The Johnson & Johnson coronavirus vaccine contains cells that originated from aborted human fetuses.
In the summer of 2020, a range of Catholic leaders in America and Canada first objected to manufacturing coronavirus vaccines with cells from aborted human fetuses.
In 2021, this story reemerged when Catholic groups advised members to avoid the Johnson & Johnson vaccine specifically. The groups issued this advice because the Johnson & Johnson vaccine uses fetal cells more directly than prior vaccines.
Misbar’s investigation shows that there are no aborted fetal cells in the Johnson & Johnson vaccine.

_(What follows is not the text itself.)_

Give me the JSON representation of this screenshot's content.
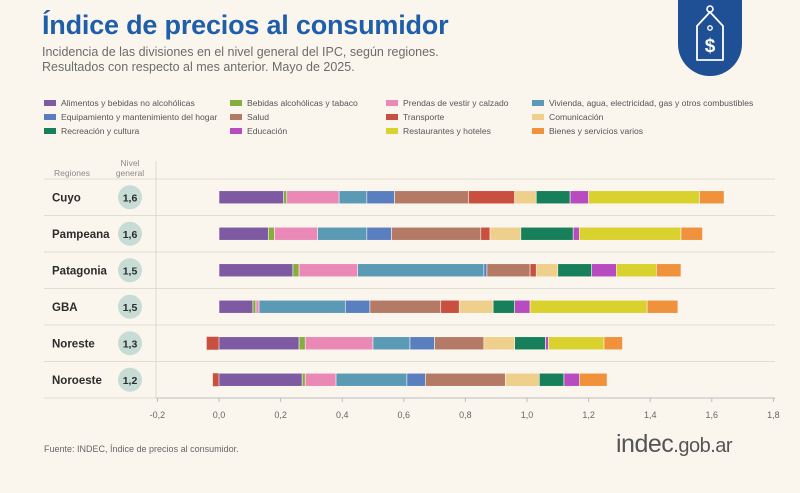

It is true that the Johnson & Johnson vaccine uses fetal cell lines to grow the adenovirus that introduces the vaccine to the human body. However, CBS affiliate news station KHOU 11 states the following: “Experts say by the time the adenovirus goes in the vial, the cells from the fetal cell lines have been rigorously filtered out.”
This means that the Johnson & Johnson vaccine contains no aborted fetal cells.
Some people may still have ethical objections to getting the Johnson & Johnson vaccine. But our analysis has also discovered that the majority of religious leaders DO recommend getting the vaccine. Even the Vatican, which is in charge of the Catholic Church, states that it is morally acceptable to get vaccines that use aborted fetal cells in their development.
Additionally, it’s worth knowing exactly what fetal cell lines are. Since the 1960s, medical science has used cells that were originally derived from abortions in the research and manufacture of vaccines. These vaccines include the ones that people receive for hepatitis, chickenpox, shingles and a range of less common conditions.
The fetal cell lines used in the research and manufacture of the coronavirus vaccines originally come from two fetuses from 1973 and 1985. But these cells are not in the final vaccines. These cells, that date to decades ago, are still in use today as they have been multiplied many millions of times for medical research.